[Lasnetmail] Introduction to Resistance in Bogotá Colmbia

Viola Wilkins violawil at bigpond.net.au
Sat Mar 31 08:32:40 UTC 2007


Introduction to Resistance in Bogotá

by CrimethInc.

On March 11, 2007, downtown Bogotá was filled with soldiers, snipers, 
undercover cops, and riot police on account of George Bush’s visit to 
Colombia. Nevertheless, hundreds gathered at the police barricades to 
burn flags and express their opposition to neoliberal capitalism. When 
the police turned water cannons, tear gas, and batons upon the crowd, 
the protesters tore lampposts and park benches out of the sidewalk to 
defend themselves and smashed the windows of banks and shops.

Thanks to the internet, many anarchists in the United States have seen 
photos of clashes like this one, but few understand the context in 
which they take place. We paid a visit to Bogotá recently to get more 
background on the political and social climate there and the role of 
anarchists within it. With the helpful guidance of our Colombian 
friends and the understanding that we can only offer limited insight 
into the complexities of their situation, we’d like to share some of 
what we learned.

Colombia is located at the junction of North and South America, a 
strategic position that has brought dire misfortune upon Colombians 
since the first colonial invasions. A century ago, the US forced the 
secession of Panama from Colombia to obtain control of trade passing 
from Atlantic to Pacific, and today the rich ecosystems south of Panama 
are being devastated to open the way for pan-American highway traffic. 
Unlike practically every other major South American nation, Colombia 
was not explicitly ruled by a dictatorship in the latter part of the 
20th century—instead, the pretense of democracy was maintained, with 
representatives of the Liberal and Conservative parties alternating 
rule under the Frente Nacional between 1958 and 1974. This means that 
today, unlike Brazil, Argentina, and Chile, Colombia has yet to enter 
the post-dictatorship era; it is a “democracy,” but one in which every 
serious opposition candidate has been murdered or bought off and 
corporate rule is maintained as often by brute force as by political 
machination.

Having not entered the post-dictatorship era, Colombia is still wracked 
by the kind of internal armed conflict that other Latin American 
countries suffered between the 1960s and 1980s. Politics in Colombia 
are framed by the brutal forty-year civil war between the US-supported 
government—and its paramilitary supporters, who are interlinked with 
the drug cartels the US claims to oppose—and guerrilla insurgents, who 
are also now involved in narcotrafficking. The two primary guerrilla 
factions are the FARC and the ELN, both communist groups formed in 
1964; the FARC is descended from Liberal and communist guerrilla groups 
formed by campesinos in the late 1940s, while the ELN was organized by 
students returning from Fidel Castro’s Cuba.
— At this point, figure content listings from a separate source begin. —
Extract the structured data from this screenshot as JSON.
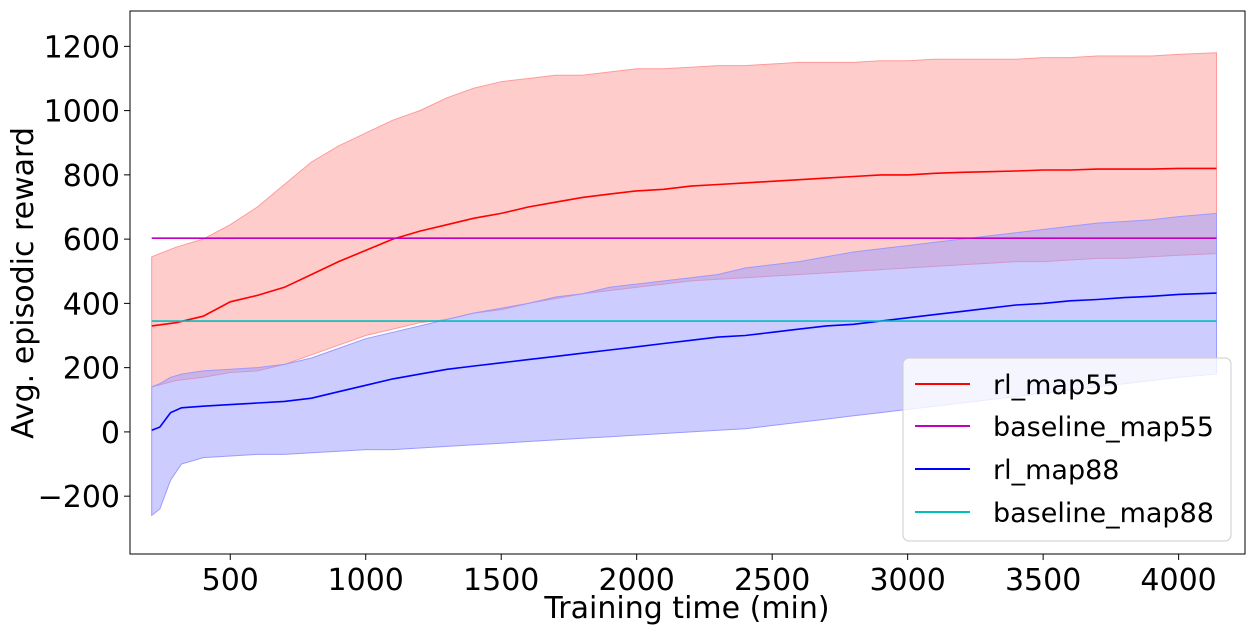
{
  "chart_data": {
    "type": "line",
    "title": "",
    "xlabel": "Training time (min)",
    "ylabel": "Avg. episodic reward",
    "xlim": [
      130,
      4245
    ],
    "ylim": [
      -380,
      1310
    ],
    "xticks": [
      500,
      1000,
      1500,
      2000,
      2500,
      3000,
      3500,
      4000
    ],
    "yticks": [
      -200,
      0,
      200,
      400,
      600,
      800,
      1000,
      1200
    ],
    "xtick_labels": [
      "500",
      "1000",
      "1500",
      "2000",
      "2500",
      "3000",
      "3500",
      "4000"
    ],
    "ytick_labels": [
      "−200",
      "0",
      "200",
      "400",
      "600",
      "800",
      "1000",
      "1200"
    ],
    "grid": false,
    "legend_position": "lower-right",
    "series": [
      {
        "name": "rl_map55",
        "color": "#ff0000",
        "band_color": "#ff9a9a",
        "x": [
          210,
          300,
          400,
          500,
          600,
          700,
          800,
          900,
          1000,
          1100,
          1200,
          1300,
          1400,
          1500,
          1600,
          1700,
          1800,
          1900,
          2000,
          2100,
          2200,
          2300,
          2400,
          2500,
          2600,
          2700,
          2800,
          2900,
          3000,
          3100,
          3200,
          3300,
          3400,
          3500,
          3600,
          3700,
          3800,
          3900,
          4000,
          4140
        ],
        "mean": [
          330,
          340,
          360,
          405,
          425,
          450,
          490,
          530,
          565,
          600,
          625,
          645,
          665,
          680,
          700,
          715,
          730,
          740,
          750,
          755,
          765,
          770,
          775,
          780,
          785,
          790,
          795,
          800,
          800,
          805,
          808,
          810,
          812,
          815,
          815,
          818,
          818,
          818,
          820,
          820
        ],
        "upper": [
          545,
          575,
          600,
          645,
          700,
          770,
          840,
          890,
          930,
          970,
          1000,
          1040,
          1070,
          1090,
          1100,
          1110,
          1110,
          1120,
          1130,
          1130,
          1135,
          1140,
          1140,
          1145,
          1150,
          1150,
          1150,
          1155,
          1155,
          1160,
          1160,
          1160,
          1160,
          1165,
          1165,
          1170,
          1170,
          1170,
          1175,
          1180
        ],
        "lower": [
          140,
          160,
          170,
          185,
          190,
          210,
          240,
          270,
          300,
          320,
          340,
          350,
          370,
          380,
          400,
          415,
          430,
          440,
          450,
          460,
          470,
          475,
          480,
          485,
          490,
          495,
          500,
          505,
          510,
          515,
          520,
          525,
          530,
          530,
          535,
          540,
          540,
          545,
          550,
          555
        ]
      },
      {
        "name": "baseline_map55",
        "color": "#bf00bf",
        "x": [
          210,
          4140
        ],
        "mean": [
          603,
          603
        ]
      },
      {
        "name": "rl_map88",
        "color": "#0000ff",
        "band_color": "#9a9aff",
        "x": [
          210,
          240,
          280,
          320,
          400,
          500,
          600,
          700,
          800,
          900,
          1000,
          1100,
          1200,
          1300,
          1400,
          1500,
          1600,
          1700,
          1800,
          1900,
          2000,
          2100,
          2200,
          2300,
          2400,
          2500,
          2600,
          2700,
          2800,
          2900,
          3000,
          3100,
          3200,
          3300,
          3400,
          3500,
          3600,
          3700,
          3800,
          3900,
          4000,
          4140
        ],
        "mean": [
          5,
          15,
          60,
          75,
          80,
          85,
          90,
          95,
          105,
          125,
          145,
          165,
          180,
          195,
          205,
          215,
          225,
          235,
          245,
          255,
          265,
          275,
          285,
          295,
          300,
          310,
          320,
          330,
          335,
          345,
          355,
          365,
          375,
          385,
          395,
          400,
          408,
          412,
          418,
          422,
          428,
          432
        ],
        "upper": [
          140,
          150,
          170,
          180,
          190,
          195,
          200,
          210,
          230,
          260,
          290,
          310,
          330,
          350,
          370,
          385,
          400,
          420,
          430,
          450,
          460,
          470,
          480,
          490,
          510,
          520,
          530,
          545,
          560,
          570,
          580,
          590,
          600,
          610,
          620,
          630,
          640,
          650,
          655,
          660,
          670,
          680
        ],
        "lower": [
          -260,
          -240,
          -150,
          -100,
          -80,
          -75,
          -70,
          -70,
          -65,
          -60,
          -55,
          -55,
          -50,
          -45,
          -40,
          -35,
          -30,
          -25,
          -20,
          -15,
          -10,
          -5,
          0,
          5,
          10,
          20,
          30,
          40,
          50,
          60,
          70,
          80,
          90,
          100,
          110,
          120,
          130,
          140,
          150,
          160,
          170,
          180
        ]
      },
      {
        "name": "baseline_map88",
        "color": "#00bfbf",
        "x": [
          210,
          4140
        ],
        "mean": [
          345,
          345
        ]
      }
    ]
  }
}
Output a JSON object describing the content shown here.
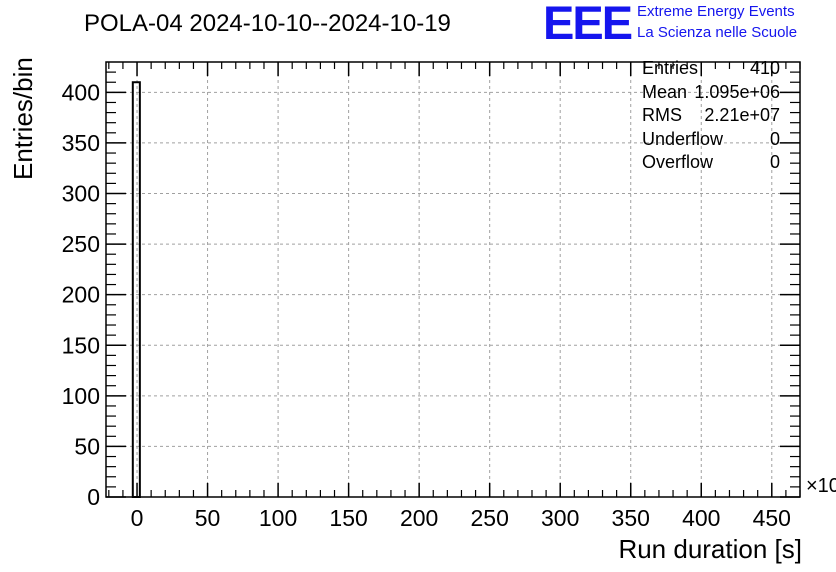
{
  "chart_data": {
    "type": "bar",
    "title": "POLA-04 2024-10-10--2024-10-19",
    "xlabel": "Run duration [s]",
    "ylabel": "Entries/bin",
    "x_multiplier": "×10",
    "xlim": [
      -22,
      470
    ],
    "ylim": [
      0,
      430
    ],
    "x_ticks": [
      0,
      50,
      100,
      150,
      200,
      250,
      300,
      350,
      400,
      450
    ],
    "y_ticks": [
      0,
      50,
      100,
      150,
      200,
      250,
      300,
      350,
      400
    ],
    "grid": true,
    "bins": [
      {
        "x_low": -3,
        "x_high": 2,
        "count": 410
      }
    ],
    "stats": [
      {
        "label": "Entries",
        "value": "410"
      },
      {
        "label": "Mean",
        "value": "1.095e+06"
      },
      {
        "label": "RMS",
        "value": "2.21e+07"
      },
      {
        "label": "Underflow",
        "value": "0"
      },
      {
        "label": "Overflow",
        "value": "0"
      }
    ]
  },
  "logo": {
    "mark": "EEE",
    "line1": "Extreme Energy Events",
    "line2": "La Scienza nelle Scuole"
  },
  "colors": {
    "logo": "#1515ee",
    "grid": "#a0a0a0",
    "axis": "#000000",
    "bar": "#000000"
  }
}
Every year thousands of Colombians die violently in this struggle, but 
Bogotá is the eye of the storm: a space of relative calm in which the 
conflict takes more subtle forms. Latin America has megapolises like 
nothing in North America—Brazil’s Sao Paulo is twice the size of New 
York, and Mexico City is the biggest in the world—and Bogotá is as 
sprawling and heavily populated as any city in the United States. The 
north is known for its wealthier districts, while in other areas some 
neighborhoods still retain their “popular”—that is to say, class 
conscious and defiant—character [1]. The government has moved 
paramilitaries from their rural territories into some of these 
neighborhoods in recent years, ostensibly in an effort to demobilize 
them but certainly with an eye to destabilizing centers of urban 
resistance as well; locals describe the atmosphere of fear created by 
gangs of shaven-headed belligerents drinking on the streets all day. 
The paramilitaries were withdrawn from one neighborhood after a bombing 
directed at them, showing that perhaps there is a proper time and place 
for every tactic.

Like other Latin American metropolises, Bogotá excels all its North 
American counterparts in graffiti. Everywhere you walk—and people do a 
lot of walking—you can see exhortations from various communist and 
anarchist groups painted in three-foot-high letters.